Molly K. Lange, Special for The Republic | azcentral.com 11:12 a.m. MST April 14, 2014
Scottsdale may not have a convention center, but the city is using its roster of resorts and hotels to grow its travel and meeting business.
Megan Doyle, community-affairs coordinator for the Scottsdale Convention & Visitors Bureau, said event bookings generated during the first half of her organization’s current fiscal year were 18 percent higher than in the same period a year ago.
“We hope to see continued growth as we move forward from the recession,” Doyle said.
Because the city doesn’t have a convention center and has no immediate plans to build one, Scottsdale markets itself to conventions and travelers differently than Phoenix does. Phoenix’s convention center, which underwent a major expansion that wrapped up in 2008, offers 900,000 square feet of meeting and exhibition space.
In Scottsdale, much of the convention and meeting activity takes place at local resorts that operate their own conference centers.
During the 2012-13 fiscal year, the Scottsdale Convention & Visitors Bureau helped book 433 meetings at area hotels and resorts.
“Many additional events also were booked directly by our properties,” said Rachel Pearson, vice president of community and government affairs at the Scottsdale Convention & Visitors Bureau.
The bulk of Scottsdale’s meeting-room business comes from corporate meetings, which account for 60 percent of the business.
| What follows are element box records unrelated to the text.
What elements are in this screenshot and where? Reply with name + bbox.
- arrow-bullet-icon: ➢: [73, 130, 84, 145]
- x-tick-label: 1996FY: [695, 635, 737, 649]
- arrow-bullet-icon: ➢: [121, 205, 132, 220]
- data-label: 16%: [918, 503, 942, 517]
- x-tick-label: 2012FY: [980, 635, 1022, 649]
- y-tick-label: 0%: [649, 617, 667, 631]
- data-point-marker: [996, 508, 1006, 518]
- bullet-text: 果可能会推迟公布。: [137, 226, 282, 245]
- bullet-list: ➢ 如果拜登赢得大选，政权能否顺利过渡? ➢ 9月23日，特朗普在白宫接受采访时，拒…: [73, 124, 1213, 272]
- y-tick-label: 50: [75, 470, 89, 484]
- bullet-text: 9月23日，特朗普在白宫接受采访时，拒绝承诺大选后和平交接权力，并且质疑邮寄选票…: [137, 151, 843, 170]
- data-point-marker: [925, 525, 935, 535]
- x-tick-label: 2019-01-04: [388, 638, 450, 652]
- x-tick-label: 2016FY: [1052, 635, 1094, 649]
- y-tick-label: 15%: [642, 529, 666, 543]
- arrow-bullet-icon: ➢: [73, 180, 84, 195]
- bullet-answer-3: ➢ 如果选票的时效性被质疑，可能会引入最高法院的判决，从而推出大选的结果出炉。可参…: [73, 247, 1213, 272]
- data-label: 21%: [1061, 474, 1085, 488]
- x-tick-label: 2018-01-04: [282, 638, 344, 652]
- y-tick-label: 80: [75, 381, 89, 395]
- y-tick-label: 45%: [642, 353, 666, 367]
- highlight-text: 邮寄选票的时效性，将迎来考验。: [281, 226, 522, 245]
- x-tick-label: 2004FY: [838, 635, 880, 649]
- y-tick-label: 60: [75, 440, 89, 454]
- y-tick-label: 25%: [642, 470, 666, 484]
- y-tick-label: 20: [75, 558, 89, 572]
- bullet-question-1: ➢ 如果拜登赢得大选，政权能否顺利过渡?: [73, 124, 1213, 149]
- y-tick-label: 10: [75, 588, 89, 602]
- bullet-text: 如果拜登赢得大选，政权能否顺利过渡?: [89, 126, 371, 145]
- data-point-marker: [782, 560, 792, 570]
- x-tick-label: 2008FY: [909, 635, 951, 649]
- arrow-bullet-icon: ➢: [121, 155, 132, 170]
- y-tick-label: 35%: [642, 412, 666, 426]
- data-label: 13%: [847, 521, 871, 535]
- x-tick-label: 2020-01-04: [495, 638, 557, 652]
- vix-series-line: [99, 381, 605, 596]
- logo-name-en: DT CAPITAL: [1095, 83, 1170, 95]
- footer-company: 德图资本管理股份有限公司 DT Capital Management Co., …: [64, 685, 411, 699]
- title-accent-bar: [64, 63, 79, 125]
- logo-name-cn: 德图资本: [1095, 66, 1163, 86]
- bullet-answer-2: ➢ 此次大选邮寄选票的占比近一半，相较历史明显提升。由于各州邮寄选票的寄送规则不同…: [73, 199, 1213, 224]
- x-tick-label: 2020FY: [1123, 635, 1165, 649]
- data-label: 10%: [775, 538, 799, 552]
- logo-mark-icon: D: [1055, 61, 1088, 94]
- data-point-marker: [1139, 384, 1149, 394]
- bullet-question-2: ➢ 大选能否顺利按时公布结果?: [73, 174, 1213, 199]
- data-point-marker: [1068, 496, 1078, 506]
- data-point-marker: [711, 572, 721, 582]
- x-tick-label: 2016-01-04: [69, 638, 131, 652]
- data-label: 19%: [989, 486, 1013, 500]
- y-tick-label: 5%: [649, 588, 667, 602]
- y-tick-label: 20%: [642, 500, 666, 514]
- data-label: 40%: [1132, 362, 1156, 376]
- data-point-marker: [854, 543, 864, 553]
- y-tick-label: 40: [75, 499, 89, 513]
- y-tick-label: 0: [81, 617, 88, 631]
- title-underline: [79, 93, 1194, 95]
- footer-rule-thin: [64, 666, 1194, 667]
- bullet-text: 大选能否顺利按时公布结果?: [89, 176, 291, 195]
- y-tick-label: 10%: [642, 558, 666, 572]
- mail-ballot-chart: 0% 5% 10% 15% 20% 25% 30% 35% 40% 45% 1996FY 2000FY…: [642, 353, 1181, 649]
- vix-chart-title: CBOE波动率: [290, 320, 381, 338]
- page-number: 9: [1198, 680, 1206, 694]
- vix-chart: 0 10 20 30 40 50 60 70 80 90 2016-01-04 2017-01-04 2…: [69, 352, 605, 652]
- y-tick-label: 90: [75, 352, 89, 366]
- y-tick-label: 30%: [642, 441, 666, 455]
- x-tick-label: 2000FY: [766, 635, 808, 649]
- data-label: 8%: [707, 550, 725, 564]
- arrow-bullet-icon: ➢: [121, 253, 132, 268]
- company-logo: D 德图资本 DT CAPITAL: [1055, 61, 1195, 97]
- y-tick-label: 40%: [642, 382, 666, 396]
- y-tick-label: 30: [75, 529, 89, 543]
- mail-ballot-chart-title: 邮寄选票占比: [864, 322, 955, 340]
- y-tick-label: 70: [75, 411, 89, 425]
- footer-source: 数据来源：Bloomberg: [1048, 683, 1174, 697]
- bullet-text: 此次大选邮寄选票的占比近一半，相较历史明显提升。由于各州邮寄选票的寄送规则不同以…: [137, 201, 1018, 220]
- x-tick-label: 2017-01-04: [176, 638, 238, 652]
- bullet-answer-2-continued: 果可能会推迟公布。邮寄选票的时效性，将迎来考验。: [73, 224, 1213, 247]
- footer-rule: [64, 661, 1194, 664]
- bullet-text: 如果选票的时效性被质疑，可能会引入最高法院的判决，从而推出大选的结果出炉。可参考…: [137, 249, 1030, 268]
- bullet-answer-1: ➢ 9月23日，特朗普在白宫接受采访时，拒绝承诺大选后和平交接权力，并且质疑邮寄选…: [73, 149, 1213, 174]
Associations represent 30 percent of the market, and niche meetings account for the final 10 percent. Roughly 34 percent of Scottsdale’s corporate business is from companies that have not previously used the city as a meeting location.
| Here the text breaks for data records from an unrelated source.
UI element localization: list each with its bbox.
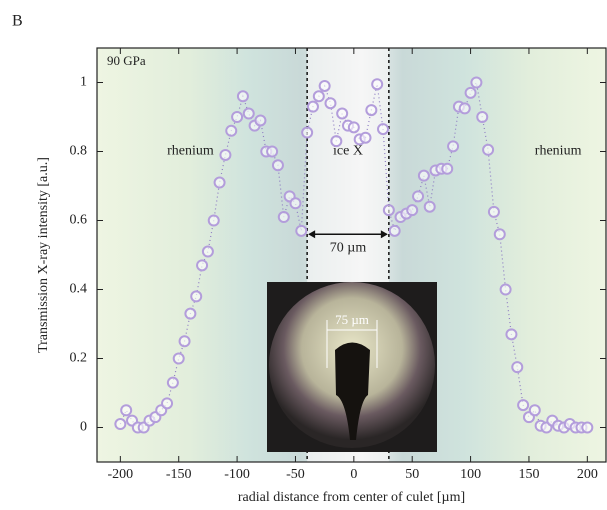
y-tick-label: 0.2 [70,351,88,366]
data-point [306,100,319,113]
data-point [412,190,425,203]
data-point [359,131,372,144]
y-tick-label: 0 [80,420,87,435]
data-point [447,140,460,153]
x-tick-label: 150 [518,467,539,482]
data-point [277,211,290,224]
data-point [236,90,249,103]
x-tick-label: -50 [286,467,305,482]
x-tick-label: -150 [166,467,192,482]
data-point [324,97,337,110]
data-point [499,283,512,296]
data-point [190,290,203,303]
data-point [336,107,349,120]
data-point [517,399,530,412]
data-point [482,143,495,156]
data-point [470,76,483,89]
data-point [178,335,191,348]
data-point [318,79,331,92]
data-point [365,104,378,117]
data-point [312,90,325,103]
y-tick-label: 0.8 [70,144,88,159]
x-tick-label: 100 [460,467,481,482]
x-tick-label: -100 [224,467,250,482]
data-point [505,328,518,341]
data-point [201,245,214,258]
data-point [301,126,314,139]
data-point [120,404,133,417]
x-tick-label: 200 [577,467,598,482]
data-point [295,224,308,237]
data-point [441,162,454,175]
data-point [172,352,185,365]
x-tick-label: -200 [108,467,134,482]
y-tick-label: 0.4 [70,282,88,297]
data-point [161,397,174,410]
data-point [289,197,302,210]
data-point [225,124,238,137]
y-tick-label: 0.6 [70,213,88,228]
data-point [377,123,390,136]
data-point [219,148,232,161]
data-point [581,421,594,434]
x-tick-label: 50 [405,467,419,482]
data-point [347,121,360,134]
data-point [458,102,471,115]
data-point [166,376,179,389]
data-point [417,169,430,182]
data-point [254,114,267,127]
inset-scale-label: 75 µm [335,312,369,327]
data-point [487,205,500,218]
data-point [266,145,279,158]
y-tick-label: 1 [80,75,87,90]
x-axis-label: radial distance from center of culet [µm… [238,490,465,505]
inset-sample [335,342,370,440]
inset-photo: 75 µm [267,282,437,452]
data-point [242,107,255,120]
data-point [382,204,395,217]
width-label: 70 µm [330,241,367,256]
data-point [213,176,226,189]
data-point [511,361,524,374]
data-point [231,111,244,123]
data-point [184,307,197,320]
pressure-label: 90 GPa [107,53,146,68]
data-point [114,418,127,431]
x-tick-label: 0 [350,467,357,482]
data-point [271,159,284,172]
material-label: ice X [333,144,363,159]
material-label: rhenium [535,144,582,159]
y-axis-label: Transmission X-ray intensity [a.u.] [36,157,51,353]
data-point [388,224,401,237]
data-point [423,200,436,213]
data-point [196,259,209,272]
data-point [464,86,477,99]
data-point [493,228,506,241]
data-point [406,204,419,217]
data-point [330,135,343,148]
plot-frame [96,47,607,463]
material-label: rhenium [167,144,214,159]
data-point [476,111,489,123]
data-point [207,214,220,227]
data-point [371,78,384,91]
panel-label: B [12,13,23,30]
data-point [528,404,541,417]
During the 2012-13 fiscal year, meetings booked in Scottsdale had an economic impact of $74.6 million, Doyle said. During the previous year, such meetings had an impact of $70.9 million. The overall economic impact of all visitors to Scottsdale, including those traveling for conventions and meetings and those on vacation, is $171 million annually.
“The CVB wants to bring in as much money as possible within their community and wants as little of that to flow into the neighboring communities,” said Henry Harteveldt, an airline, hotel and travel analyst with Hudson Crossing.
“They generate a nice amount of money, but it’s nothing compared to the economic impact of Vegas, Chicago, Orlando. It wouldn’t justify the cost of building a convention center,” Harteveldt said of the Scottsdale market.